Keempat, anarkisme-lingkungan. Tokoh gerakan ini adalah Murray Bookchin. Ia adalah seorang filsuf yang mencoba menghubungkan anarkisme dan ekologi. Dalam hal ini, konsepsi anarkisme mengenai kehidupan yang bebas, holisitik dan egalitarian dipadukan dengan harmonisasi dengan bumi dan pembagian sumberdaya alamnya. Bookchin menggabungkan ekologi dan anarkisme ke dalam nama ekologi sosial. Ekologi sosial yang dimaksud adalah 1). kritik radikal yang koheren atas kecenderungan sosial, politis dan antiekologis dewasa ini; 2). Pendekatan etis, rekonstruktif, ekologis dan komunitarian terhadap masyarakat. Ekologi sosial mendorong perubahan radikal dalam hubungan manusia satu sama lain dan dengan bumu, yang menekankan pada cara hidup yang harmonis bersama alam dan bersama masing-masing individu yang akan menghasilkan “keteraturan alamiah dan spritualitas yang berkembang secara alamiah”. Bookchin juga menentang kapitalisme dan sebagala saran bahwa teknologi dan produk ‘hijau’ bisa menjadi solusi atas krisis iklim.

Kelima, anarkis-feminisme atau anarcha-feminisme. Ia merupakan aliran pemikiran anarkis yang menggabungkan aspek feminisme dan anarkisme. Aliran ini berusaha menghapuskan hirarki yang terutama dominasi oleh laki-laki. Menariknya, tidak seperti cabang anarkisme lainnya yang memberikan posisi atau pendirian dalam bentuk anarkisme secara keseluruhan, para anarcha-feminis membedakan diri mereka dengan anarkisme, yang mereka anggap masih berhenti pada struktur yang didominasi oleh laki-laki.
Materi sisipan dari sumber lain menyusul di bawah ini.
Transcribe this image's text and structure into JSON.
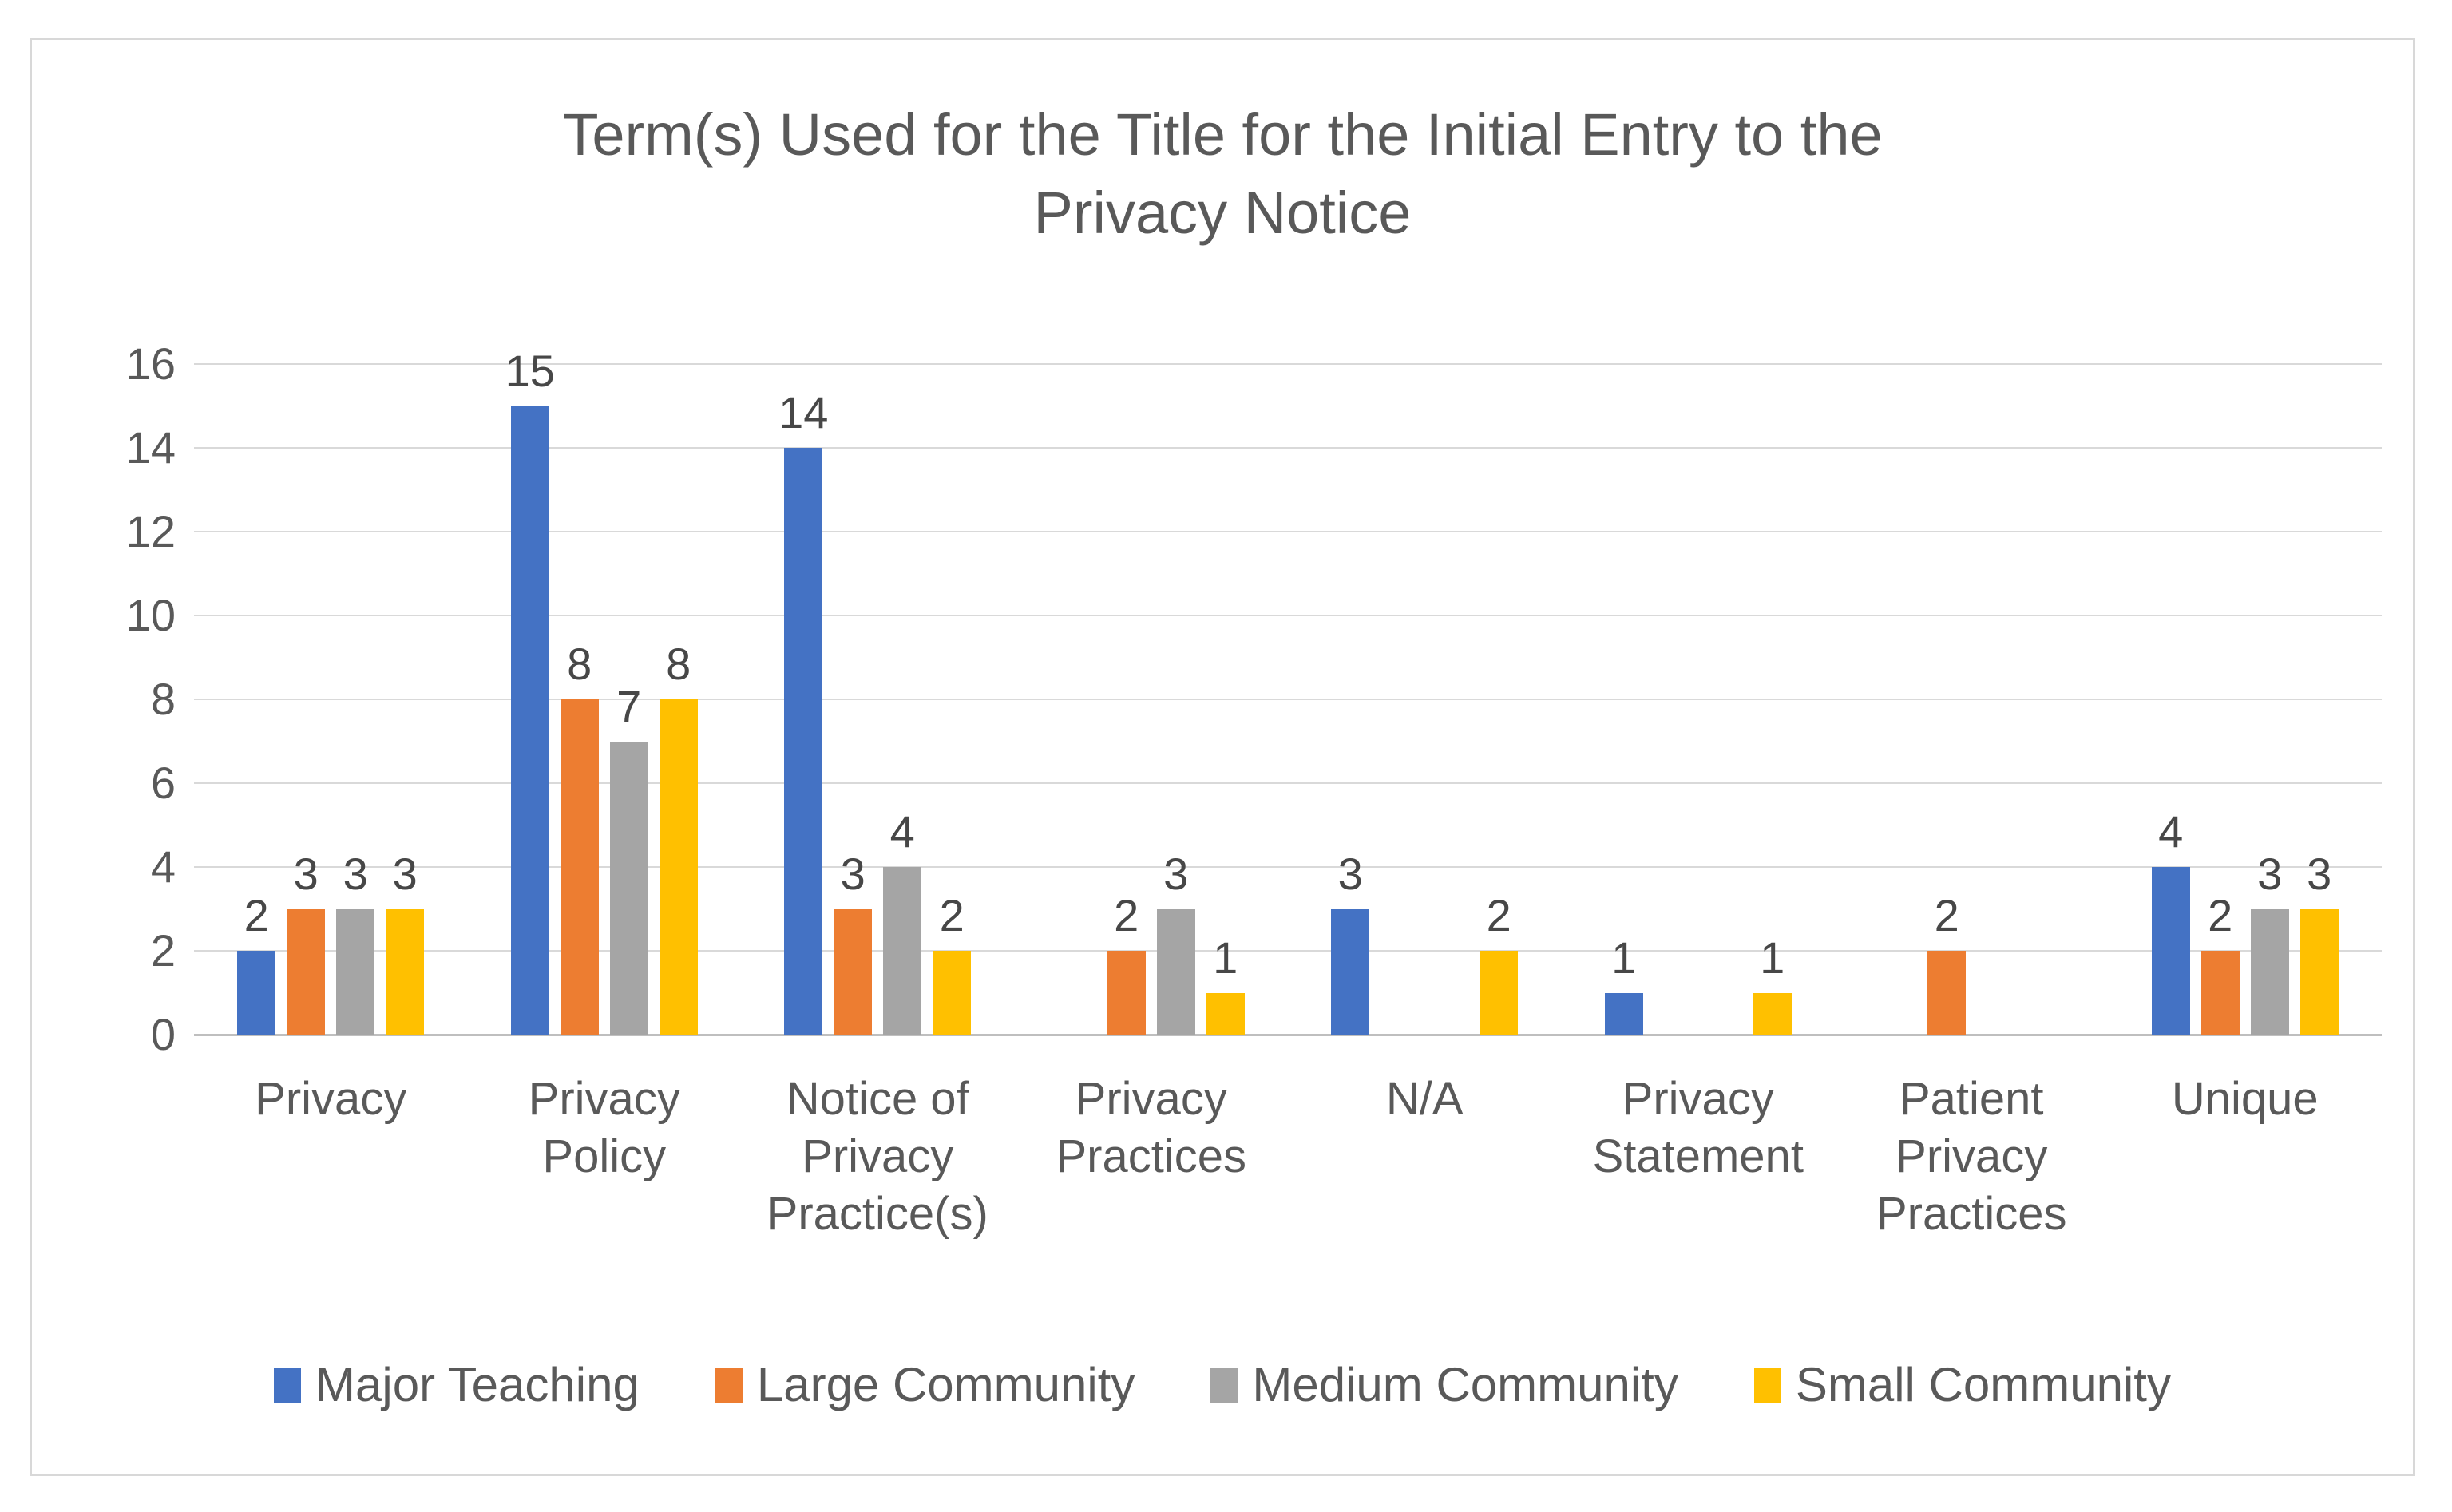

Seperti para anarkis lainnya, anarcha-feminis melakukan organisasi-diri ke dalam kelompok-kelompok terhubung di setiap negara yang berbeda untuk berkomunikasi dan menyebarkan informasi mengenai isu gender, kesehatan perempuan, sejarah perempuan, dan isu-isu politik-sosial tertentu.

***

Di atas sudah dijelaskan secara singkat mengenai apa itu anarkisme, apa tujuan anarkisme, siapa tokoh-tokohnya, sampai pada aliran-aliran anarkisme. Barangkali, kawan-kawan masih diliputi tanda tanya besar mengenai pertanyaan-pertanyaan lain, seperti: apakah anarkisme masih hidup sampai saat ini, apakah ada seorang tokoh yang tidak mau dilabeli sebagai anarkis, apakah kaum anarkis pernah berhasil meraih ideal-idealnya, dan selaksa pertanyaan lainnya. Nah, itu tugas kawan-kawan untuk mencari lebih jauh mengenai hal tersebut. Semoga tulisan pengantar anarkisme saya ini dapat memicu kawan-kawan untuk menghidupkan diskusi-diskusi mengenai anarkisme di kampus kita. 
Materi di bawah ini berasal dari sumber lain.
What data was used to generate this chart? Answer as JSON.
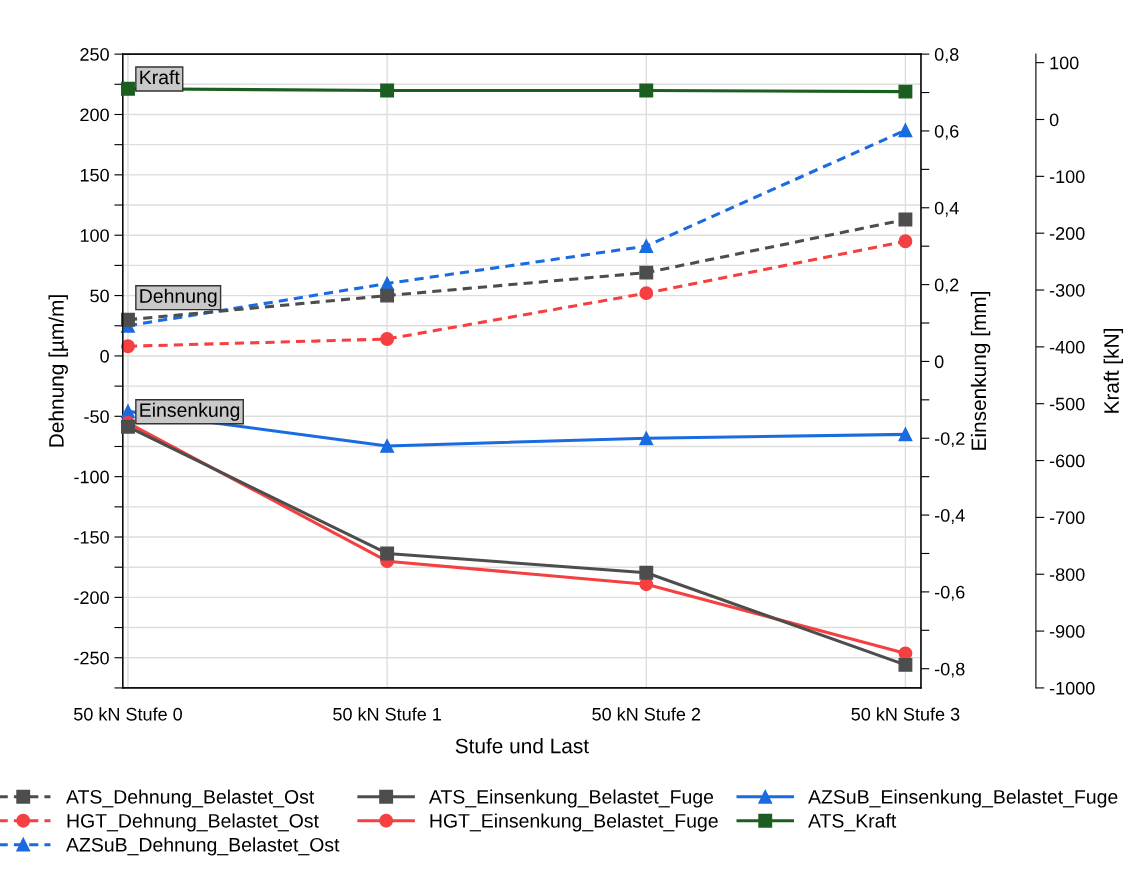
{
  "chart_data": {
    "type": "line",
    "categories": [
      "50 kN Stufe 0",
      "50 kN Stufe 1",
      "50 kN Stufe 2",
      "50 kN Stufe 3"
    ],
    "xlabel": "Stufe und Last",
    "ylabel": "Dehnung [µm/m]",
    "y2label": "Einsenkung [mm]",
    "y3label": "Kraft [kN]",
    "ylim": [
      -275,
      250
    ],
    "yticks": [
      {
        "value": -275,
        "label": null
      },
      -250,
      {
        "value": -225,
        "label": null
      },
      -200,
      {
        "value": -175,
        "label": null
      },
      -150,
      {
        "value": -125,
        "label": null
      },
      -100,
      {
        "value": -75,
        "label": null
      },
      -50,
      {
        "value": -25,
        "label": null
      },
      0,
      {
        "value": 25,
        "label": null
      },
      50,
      {
        "value": 75,
        "label": null
      },
      100,
      {
        "value": 125,
        "label": null
      },
      150,
      {
        "value": 175,
        "label": null
      },
      200,
      {
        "value": 225,
        "label": null
      },
      250
    ],
    "y2lim": [
      -0.85,
      0.8
    ],
    "y2ticks": [
      {
        "value": -0.8,
        "label": "-0,8"
      },
      {
        "value": -0.7,
        "label": null
      },
      {
        "value": -0.6,
        "label": "-0,6"
      },
      {
        "value": -0.5,
        "label": null
      },
      {
        "value": -0.4,
        "label": "-0,4"
      },
      {
        "value": -0.3,
        "label": null
      },
      {
        "value": -0.2,
        "label": "-0,2"
      },
      {
        "value": -0.1,
        "label": null
      },
      0,
      {
        "value": 0.1,
        "label": null
      },
      {
        "value": 0.2,
        "label": "0,2"
      },
      {
        "value": 0.3,
        "label": null
      },
      {
        "value": 0.4,
        "label": "0,4"
      },
      {
        "value": 0.5,
        "label": null
      },
      {
        "value": 0.6,
        "label": "0,6"
      },
      {
        "value": 0.7,
        "label": null
      },
      {
        "value": 0.8,
        "label": "0,8"
      }
    ],
    "y3lim": [
      -1000,
      115
    ],
    "y3ticks": [
      -1000,
      -900,
      -800,
      -700,
      -600,
      -500,
      -400,
      -300,
      -200,
      -100,
      0,
      100
    ],
    "grid": true,
    "legend": "bottom",
    "annotations": [
      "Kraft",
      "Dehnung",
      "Einsenkung"
    ],
    "series": [
      {
        "name": "ATS_Dehnung_Belastet_Ost",
        "color": "#4d4d4d",
        "marker": "square",
        "line_style": "dashed",
        "values": [
          30,
          50,
          69,
          113
        ]
      },
      {
        "name": "HGT_Dehnung_Belastet_Ost",
        "color": "#f44040",
        "marker": "circle",
        "line_style": "dashed",
        "values": [
          8,
          14,
          52,
          95
        ]
      },
      {
        "name": "AZSuB_Dehnung_Belastet_Ost",
        "color": "#1a6be0",
        "marker": "triangle",
        "line_style": "dashed",
        "values": [
          25,
          60,
          91,
          187
        ]
      },
      {
        "name": "ATS_Einsenkung_Belastet_Fuge",
        "color": "#4d4d4d",
        "marker": "square",
        "line_style": "solid",
        "axis": "y2",
        "values": [
          -0.17,
          -0.5,
          -0.55,
          -0.79
        ]
      },
      {
        "name": "HGT_Einsenkung_Belastet_Fuge",
        "color": "#f44040",
        "marker": "circle",
        "line_style": "solid",
        "axis": "y2",
        "values": [
          -0.16,
          -0.52,
          -0.58,
          -0.76
        ]
      },
      {
        "name": "AZSuB_Einsenkung_Belastet_Fuge",
        "color": "#1a6be0",
        "marker": "triangle",
        "line_style": "solid",
        "axis": "y2",
        "values": [
          -0.13,
          -0.22,
          -0.2,
          -0.19
        ]
      },
      {
        "name": "ATS_Kraft",
        "color": "#1b5e20",
        "marker": "square",
        "line_style": "solid",
        "axis": "y3",
        "values": [
          54,
          51,
          51,
          49
        ]
      }
    ]
  }
}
“Apakah anarkisme itu mungkin sama sekali?” tanya seorang mahasiswa yang sedang menikmati kopinya di salah satu tempat ngopi di dekat kampus. Kemudian seorang anarkis kampus menjawab dengan merdu: 

You may say I’m a dreamer/But I’m not the only one




*Penulis adalah anggota LPPMD Unpad. Ia seorang mahasiswa Perkebunan di Fakultas Pertanian angkatan 2013. Ia hidup di twitterland dengan id @aldofernandons


[i] Menarik untuk dicatat bahwa menurut Marshall (1992: 53-54), sensibilitas anarkis telah pertama kali muncul di antara kaum Taois di Cina pada sekitar abad ke-6 sebelum masehi. Tao te ching, menurut Marshall, mungkin bisa dianggap sebagai salah satu karya klasik terbesar. Para Taois menolak pemerintah dan percaya bahwa semua orang bisa hidup dalam harmoni alamiah.